4) Deconstructing Whiteness
Panel Description: The idea of whiteness has become increasingly important in the study of the construction of Italian national identity. Scholarship has shown that beyond overtly racist discourses that dominated Italian culture at different times, such as nineteenth century Lombrosian inspired science and the policies promoted by Fascism, the idea of Italianness in itself has been articulated in accordance with implicit racial ideas (Patriarca and Deplano 2018). Such racialised discourse has long remained unexplored in scholarship, also because of the universalist perspective that informed the political discourse of the Italian Republic, which objected to the use of the category of race.
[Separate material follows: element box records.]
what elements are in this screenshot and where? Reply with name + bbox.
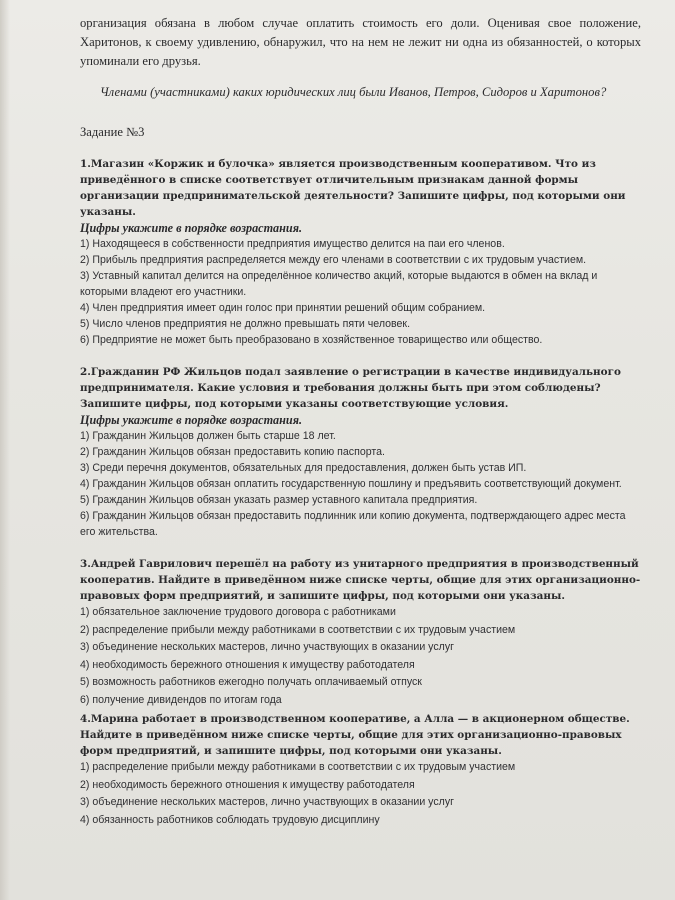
- answer-item: 6) Гражданин Жильцов обязан предоставить подлинник или копию документа, подтверждающего адрес места его жительства.: [80, 510, 626, 538]
- answer-item: 5) Гражданин Жильцов обязан указать размер уставного капитала предприятия.: [80, 494, 478, 506]
- order-note: Цифры укажите в порядке возрастания.: [80, 221, 303, 235]
- answer-item: 2) Гражданин Жильцов обязан предоставить копию паспорта.: [80, 446, 385, 458]
- answer-item: 3) объединение нескольких мастеров, лично участвующих в оказании услуг: [80, 796, 455, 808]
- answer-item: 4) необходимость бережного отношения к имуществу работодателя: [80, 658, 415, 671]
- answer-item: 2) распределение прибыли между работниками в соответствии с их трудовым участием: [80, 623, 516, 636]
- answer-item: 5) Число членов предприятия не должно превышать пяти человек.: [80, 318, 411, 330]
- question-block-2: [80, 364, 641, 540]
- question-block-1: [80, 156, 641, 348]
- question-block-4: [80, 711, 641, 829]
- answer-item: 2) Прибыль предприятия распределяется между его членами в соответствии с их трудовым участием.: [80, 254, 587, 266]
- answer-item: 1) Гражданин Жильцов должен быть старше 18 лет.: [80, 430, 336, 442]
- answer-list: [80, 428, 641, 540]
- answer-item: 4) Член предприятия имеет один голос при принятии решений общим собранием.: [80, 302, 486, 314]
- question-heading: 2.Гражданин РФ Жильцов подал заявление о регистрации в качестве индивидуального предпринимателя. Какие условия и требования должны быть при этом соблюдены? Запишите цифры, под которыми указаны соответствующие условия.: [80, 366, 621, 410]
- answer-item: 1) обязательное заключение трудового договора с работниками: [80, 606, 396, 618]
- answer-item: 4) обязанность работников соблюдать трудовую дисциплину: [80, 813, 380, 826]
- task-title: Задание №3: [80, 125, 145, 139]
- answer-list: [80, 604, 641, 709]
- answer-list: [80, 759, 641, 829]
- page-edge-shadow: [0, 0, 10, 900]
- answer-item: 1) распределение прибыли между работниками в соответствии с их трудовым участием: [80, 761, 516, 773]
- answer-item: 5) возможность работников ежегодно получать оплачиваемый отпуск: [80, 676, 422, 688]
- order-note: Цифры укажите в порядке возрастания.: [80, 413, 303, 427]
- answer-item: 2) необходимость бережного отношения к имуществу работодателя: [80, 778, 415, 791]
- answer-item: 3) Уставный капитал делится на определённое количество акций, которые выдаются в обмен на вклад и которыми владеют его участники.: [80, 270, 598, 298]
- answer-item: 3) объединение нескольких мастеров, лично участвующих в оказании услуг: [80, 641, 455, 653]
- answer-item: 6) получение дивидендов по итогам года: [80, 693, 282, 706]
- intro-question: Членами (участниками) каких юридических лиц были Иванов, Петров, Сидоров и Харитонов?: [100, 85, 607, 99]
- question-heading: 1.Магазин «Коржик и булочка» является производственным кооперативом. Что из приведённого в списке соответствует отличительным признакам данной формы организации предпринимательской деятельности? Запишите цифры, под которыми они указаны.: [80, 158, 626, 218]
- answer-item: 1) Находящееся в собственности предприятия имущество делится на паи его членов.: [80, 238, 505, 250]
- question-block-3: [80, 556, 641, 709]
- intro-paragraph: организация обязана в любом случае оплатить стоимость его доли. Оценивая свое положение, Харитонов, к своему удивлению, обнаружил, что на нем не лежит ни одна из обязанностей, о которых упоминали его друзья.: [80, 16, 641, 68]
- answer-list: [80, 236, 641, 348]
- answer-item: 4) Гражданин Жильцов обязан оплатить государственную пошлину и предъявить соответствующий документ.: [80, 478, 622, 490]
- question-heading: 4.Марина работает в производственном кооперативе, а Алла — в акционерном обществе. Найдите в приведённом ниже списке черты, общие для этих организационно-правовых форм предприятий, и запишите цифры, под которыми они указаны.: [80, 713, 630, 757]
- question-heading: 3.Андрей Гаврилович перешёл на работу из унитарного предприятия в производственный кооператив. Найдите в приведённом ниже списке черты, общие для этих организационно-правовых форм предприятий, и запишите цифры, под которыми они указаны.: [80, 558, 641, 602]
- answer-item: 3) Среди перечня документов, обязательных для предоставления, должен быть устав ИП.: [80, 462, 527, 474]
- answer-item: 6) Предприятие не может быть преобразовано в хозяйственное товарищество или общество.: [80, 334, 543, 346]
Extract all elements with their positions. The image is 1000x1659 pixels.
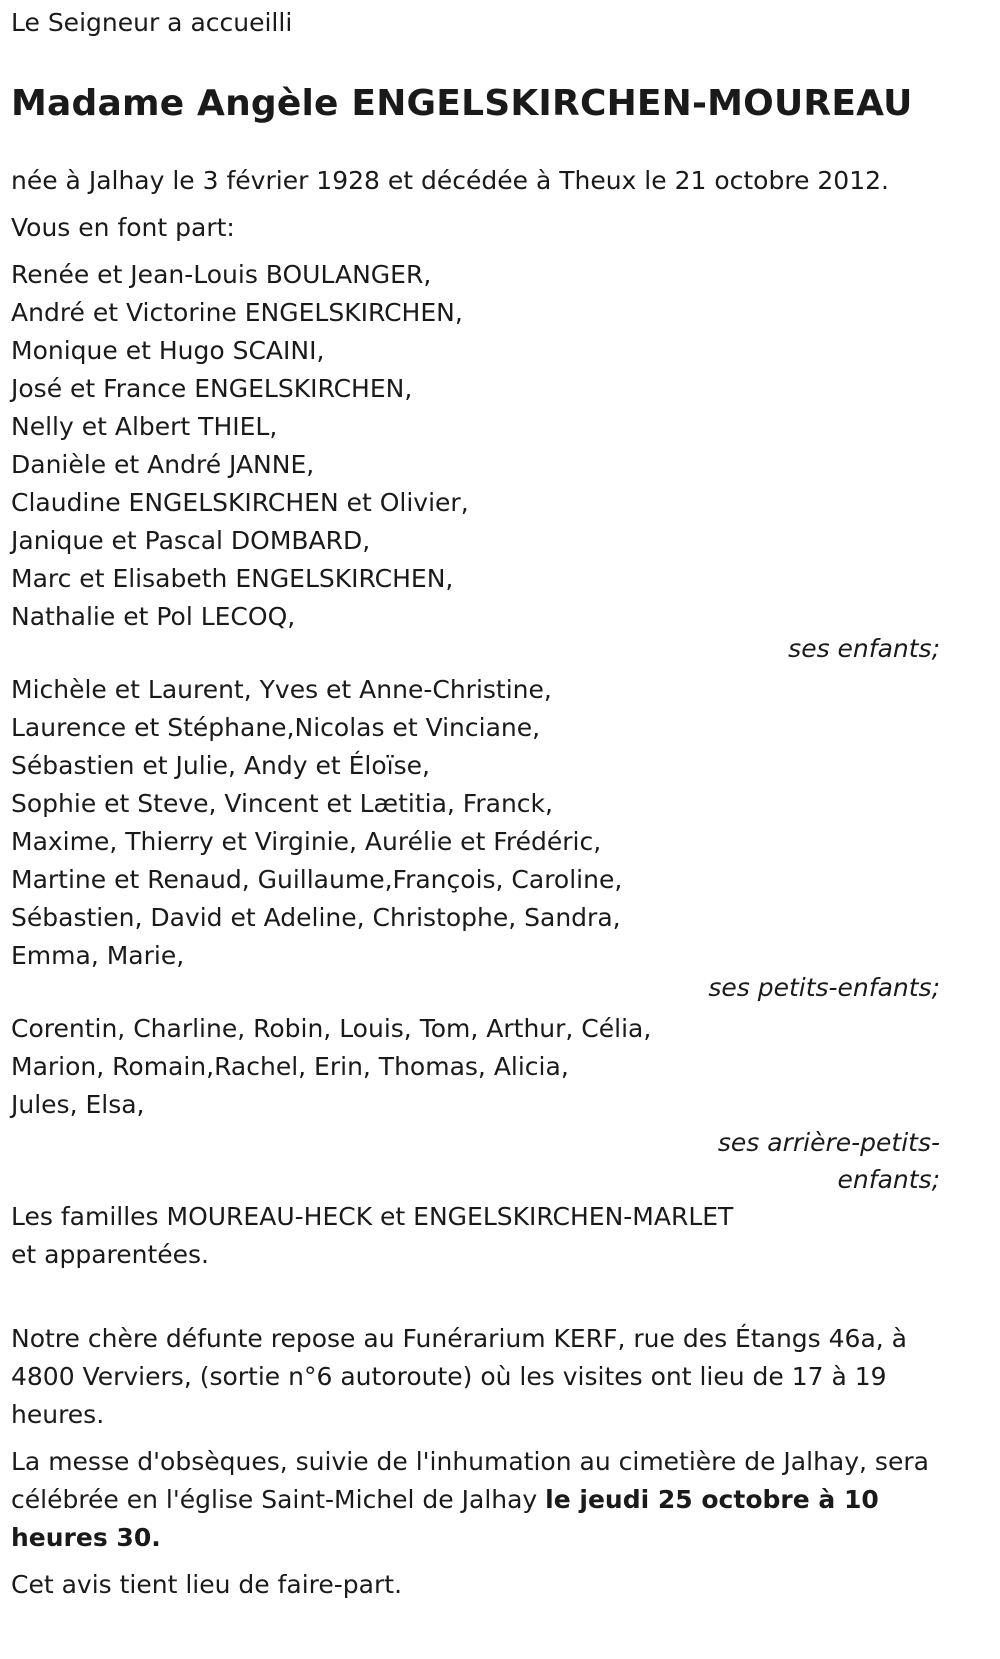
mass-date: le jeudi 25 octobre à 10	[545, 1485, 879, 1514]
families-line: Les familles MOUREAU-HECK et ENGELSKIRCHEN-MARLET	[11, 1202, 734, 1231]
list-item: Sébastien, David et Adeline, Christophe, Sandra,	[11, 903, 621, 932]
rest-line: Notre chère défunte repose au Funérarium KERF, rue des Étangs 46a, à	[11, 1324, 907, 1353]
list-item: Nathalie et Pol LECOQ,	[11, 602, 296, 631]
list-item: Danièle et André JANNE,	[11, 450, 315, 479]
list-item: Renée et Jean-Louis BOULANGER,	[11, 260, 432, 289]
mass-time: heures 30.	[11, 1523, 161, 1552]
mass-line: La messe d'obsèques, suivie de l'inhumation au cimetière de Jalhay, sera	[11, 1447, 929, 1476]
intro-text: Le Seigneur a accueilli	[11, 8, 293, 37]
list-item: Marc et Elisabeth ENGELSKIRCHEN,	[11, 564, 454, 593]
list-item: Corentin, Charline, Robin, Louis, Tom, Arthur, Célia,	[11, 1014, 652, 1043]
great-grandchildren-role-line2: enfants;	[837, 1165, 940, 1194]
closing-line: Cet avis tient lieu de faire-part.	[11, 1570, 403, 1599]
list-item: Monique et Hugo SCAINI,	[11, 336, 325, 365]
list-item: Emma, Marie,	[11, 941, 185, 970]
list-item: Nelly et Albert THIEL,	[11, 412, 278, 441]
mass-line	[11, 1481, 961, 1519]
announce-line: Vous en font part:	[11, 213, 235, 242]
great-grandchildren-list	[11, 1010, 961, 1124]
rest-line: 4800 Verviers, (sortie n°6 autoroute) où les visites ont lieu de 17 à 19	[11, 1362, 887, 1391]
birth-death-line: née à Jalhay le 3 février 1928 et décédée à Theux le 21 octobre 2012.	[11, 166, 889, 195]
list-item: Michèle et Laurent, Yves et Anne-Christine,	[11, 675, 552, 704]
list-item: André et Victorine ENGELSKIRCHEN,	[11, 298, 463, 327]
children-list	[11, 256, 961, 636]
list-item: Sébastien et Julie, Andy et Éloïse,	[11, 751, 430, 780]
grandchildren-list	[11, 671, 961, 975]
great-grandchildren-role-line1: ses arrière-petits-	[717, 1128, 940, 1157]
list-item: Marion, Romain,Rachel, Erin, Thomas, Alicia,	[11, 1052, 569, 1081]
list-item: Martine et Renaud, Guillaume,François, Caroline,	[11, 865, 623, 894]
list-item: Claudine ENGELSKIRCHEN et Olivier,	[11, 488, 469, 517]
list-item: Janique et Pascal DOMBARD,	[11, 526, 371, 555]
list-item: Jules, Elsa,	[11, 1090, 145, 1119]
grandchildren-role: ses petits-enfants;	[708, 973, 940, 1002]
deceased-name: Madame Angèle ENGELSKIRCHEN-MOUREAU	[11, 83, 913, 124]
rest-line: heures.	[11, 1400, 105, 1429]
list-item: Maxime, Thierry et Virginie, Aurélie et Frédéric,	[11, 827, 602, 856]
list-item: Sophie et Steve, Vincent et Lætitia, Franck,	[11, 789, 553, 818]
mass-line	[11, 1519, 961, 1557]
list-item: José et France ENGELSKIRCHEN,	[11, 374, 413, 403]
mass-text: célébrée en l'église Saint-Michel de Jalhay	[11, 1485, 546, 1514]
families-line: et apparentées.	[11, 1240, 209, 1269]
children-role: ses enfants;	[788, 634, 940, 663]
list-item: Laurence et Stéphane,Nicolas et Vinciane,	[11, 713, 541, 742]
obituary-notice	[0, 4, 961, 1604]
From this came the necessity of works that could use this conceptual tool in order to expose the role that whiteness played in the Italian identity process (Giuliani and Lombardi Diop 2013; InteRGRace 2018). This panel welcomes proposals that could either address the construction of whiteness across Italian cultural production or put such a racial trope into question by considering forms of hybrid identities and post-colonial perspectives within Italian culture.